Evolution over a period of time. Exactly what De Boer said he needed at Inter Milan but never got. Except the undefined ‘period of time’ turned out 77 days, all that future thinking evaporating when De Boer’s team failed to score a goal in four league games. Their only victory was a 2-1 League Cup win over Ipswich, also the only goals they scored under FDB. They weren’t as bad as it sounded – they were unlucky not to do better in a 1-0 loss to Burnley in FDB’s last game, they just couldn’t put those chances away. They were still pretty terrible, though.

The Palace board got frustrated. It wasn’t only the results, it was the style of play. It was De Boer criticising the players for a lack of courage. It was De Boer’s apparent reluctance to make allowances in his strategy for the English style of play. It was the 3-4-3 formation in a team used to playing behind the ball. It was Christian Benteke being expected to play against his natural skills in favour of a possession-based game. It was implementing too much change at once. De Boer did revert to a back four in the Burnley game but it sounds like they’d already decided to sack him by then.

Yet somehow Palace have still played more long balls than every team except West Ham and that about sums up where they are right now. They’ve a squad almost completely arranged for Sam Allardyce - De Boer’s only signings are the loans of Tom Fosu-Mensah and Ruben Loftus-Cheek, young Ajax centre back Jairo Riedewald and Mamadou Sakho who played on loan under Big Sam last term – hence they’re stuck confused between two extremes. No manager's gonna make it work under those circumstances. 

They’re dirty things, these manager sackings. It’s safe to say that Palace made a big mistake in expecting De Boer to make such drastic changes at a club whose last five managers have been: Sam Allardyce, Alan Pardew, Neil Warnock, Tony Pulis and Ian Holloway. They weren’t ready for this.

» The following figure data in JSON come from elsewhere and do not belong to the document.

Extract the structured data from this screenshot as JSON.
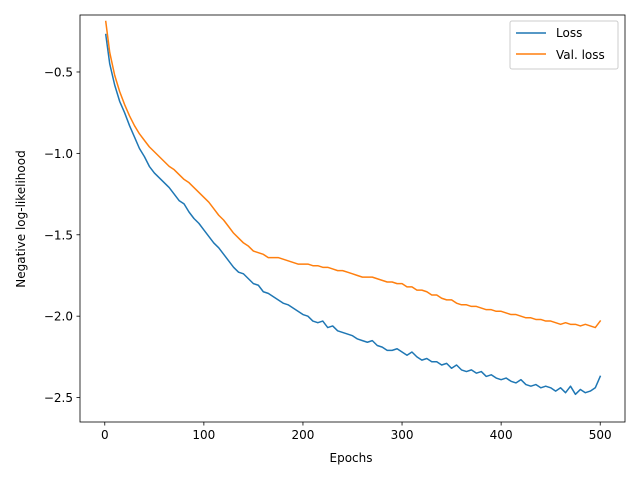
{
  "chart_data": {
    "type": "line",
    "title": "",
    "xlabel": "Epochs",
    "ylabel": "Negative log-likelihood",
    "xlim": [
      -25,
      525
    ],
    "ylim": [
      -2.65,
      -0.15
    ],
    "xticks": [
      0,
      100,
      200,
      300,
      400,
      500
    ],
    "yticks": [
      -2.5,
      -2.0,
      -1.5,
      -1.0,
      -0.5
    ],
    "ytick_labels": [
      "−2.5",
      "−2.0",
      "−1.5",
      "−1.0",
      "−0.5"
    ],
    "grid": false,
    "legend_position": "top-right",
    "series": [
      {
        "name": "Loss",
        "color": "#1f77b4",
        "x": [
          1,
          5,
          10,
          15,
          20,
          25,
          30,
          35,
          40,
          45,
          50,
          55,
          60,
          65,
          70,
          75,
          80,
          85,
          90,
          95,
          100,
          105,
          110,
          115,
          120,
          125,
          130,
          135,
          140,
          145,
          150,
          155,
          160,
          165,
          170,
          175,
          180,
          185,
          190,
          195,
          200,
          205,
          210,
          215,
          220,
          225,
          230,
          235,
          240,
          245,
          250,
          255,
          260,
          265,
          270,
          275,
          280,
          285,
          290,
          295,
          300,
          305,
          310,
          315,
          320,
          325,
          330,
          335,
          340,
          345,
          350,
          355,
          360,
          365,
          370,
          375,
          380,
          385,
          390,
          395,
          400,
          405,
          410,
          415,
          420,
          425,
          430,
          435,
          440,
          445,
          450,
          455,
          460,
          465,
          470,
          475,
          480,
          485,
          490,
          495,
          500
        ],
        "values": [
          -0.27,
          -0.45,
          -0.58,
          -0.68,
          -0.75,
          -0.83,
          -0.9,
          -0.97,
          -1.02,
          -1.08,
          -1.12,
          -1.15,
          -1.18,
          -1.21,
          -1.25,
          -1.29,
          -1.31,
          -1.36,
          -1.4,
          -1.43,
          -1.47,
          -1.51,
          -1.55,
          -1.58,
          -1.62,
          -1.66,
          -1.7,
          -1.73,
          -1.74,
          -1.77,
          -1.8,
          -1.81,
          -1.85,
          -1.86,
          -1.88,
          -1.9,
          -1.92,
          -1.93,
          -1.95,
          -1.97,
          -1.99,
          -2.0,
          -2.03,
          -2.04,
          -2.03,
          -2.07,
          -2.06,
          -2.09,
          -2.1,
          -2.11,
          -2.12,
          -2.14,
          -2.15,
          -2.16,
          -2.15,
          -2.18,
          -2.19,
          -2.21,
          -2.21,
          -2.2,
          -2.22,
          -2.24,
          -2.22,
          -2.25,
          -2.27,
          -2.26,
          -2.28,
          -2.28,
          -2.3,
          -2.29,
          -2.32,
          -2.3,
          -2.33,
          -2.34,
          -2.33,
          -2.35,
          -2.34,
          -2.37,
          -2.36,
          -2.38,
          -2.39,
          -2.38,
          -2.4,
          -2.41,
          -2.39,
          -2.42,
          -2.43,
          -2.42,
          -2.44,
          -2.43,
          -2.44,
          -2.46,
          -2.44,
          -2.47,
          -2.43,
          -2.48,
          -2.45,
          -2.47,
          -2.46,
          -2.44,
          -2.37
        ]
      },
      {
        "name": "Val. loss",
        "color": "#ff7f0e",
        "x": [
          1,
          5,
          10,
          15,
          20,
          25,
          30,
          35,
          40,
          45,
          50,
          55,
          60,
          65,
          70,
          75,
          80,
          85,
          90,
          95,
          100,
          105,
          110,
          115,
          120,
          125,
          130,
          135,
          140,
          145,
          150,
          155,
          160,
          165,
          170,
          175,
          180,
          185,
          190,
          195,
          200,
          205,
          210,
          215,
          220,
          225,
          230,
          235,
          240,
          245,
          250,
          255,
          260,
          265,
          270,
          275,
          280,
          285,
          290,
          295,
          300,
          305,
          310,
          315,
          320,
          325,
          330,
          335,
          340,
          345,
          350,
          355,
          360,
          365,
          370,
          375,
          380,
          385,
          390,
          395,
          400,
          405,
          410,
          415,
          420,
          425,
          430,
          435,
          440,
          445,
          450,
          455,
          460,
          465,
          470,
          475,
          480,
          485,
          490,
          495,
          500
        ],
        "values": [
          -0.19,
          -0.38,
          -0.52,
          -0.62,
          -0.7,
          -0.77,
          -0.83,
          -0.88,
          -0.92,
          -0.96,
          -0.99,
          -1.02,
          -1.05,
          -1.08,
          -1.1,
          -1.13,
          -1.16,
          -1.18,
          -1.21,
          -1.24,
          -1.27,
          -1.3,
          -1.34,
          -1.38,
          -1.41,
          -1.45,
          -1.49,
          -1.52,
          -1.55,
          -1.57,
          -1.6,
          -1.61,
          -1.62,
          -1.64,
          -1.64,
          -1.64,
          -1.65,
          -1.66,
          -1.67,
          -1.68,
          -1.68,
          -1.68,
          -1.69,
          -1.69,
          -1.7,
          -1.7,
          -1.71,
          -1.72,
          -1.72,
          -1.73,
          -1.74,
          -1.75,
          -1.76,
          -1.76,
          -1.76,
          -1.77,
          -1.78,
          -1.79,
          -1.79,
          -1.8,
          -1.8,
          -1.82,
          -1.82,
          -1.84,
          -1.84,
          -1.85,
          -1.87,
          -1.87,
          -1.89,
          -1.9,
          -1.9,
          -1.92,
          -1.93,
          -1.93,
          -1.94,
          -1.94,
          -1.95,
          -1.96,
          -1.96,
          -1.97,
          -1.97,
          -1.98,
          -1.99,
          -1.99,
          -2.0,
          -2.01,
          -2.01,
          -2.02,
          -2.02,
          -2.03,
          -2.03,
          -2.04,
          -2.05,
          -2.04,
          -2.05,
          -2.05,
          -2.06,
          -2.05,
          -2.06,
          -2.07,
          -2.03
        ]
      }
    ]
  }
}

And while De Boer deserved more time if they were serious about change, it was De Boer who uttered the phrase ‘evolution not revolution’ and there was nothing about his reign that seemed to suggest any natural selection. It was an unfortunate marriage on both sides – just be glad it’s over.

As for Roy Hodgson, who's rumoured to have the job now, the last former England manager they hired did alright in the job. Hodgson was a youth teamer back in the day with Palace plus he’ll want one last positive gig to erase some of that England legacy. Hodgson’s got more style than people give him credit for and if you think of the De Boer vs Allardyce ideal as a rolling scale then Woy drags them one manageable step towards Total Football.

One. Manageable. Step.

Maybe with the next manager they go slightly more in that direction and the one after a little further. That, Mr Darwin, is how evolution happens in football. Unlike that regrettable saga we just saw at Selhurst Park.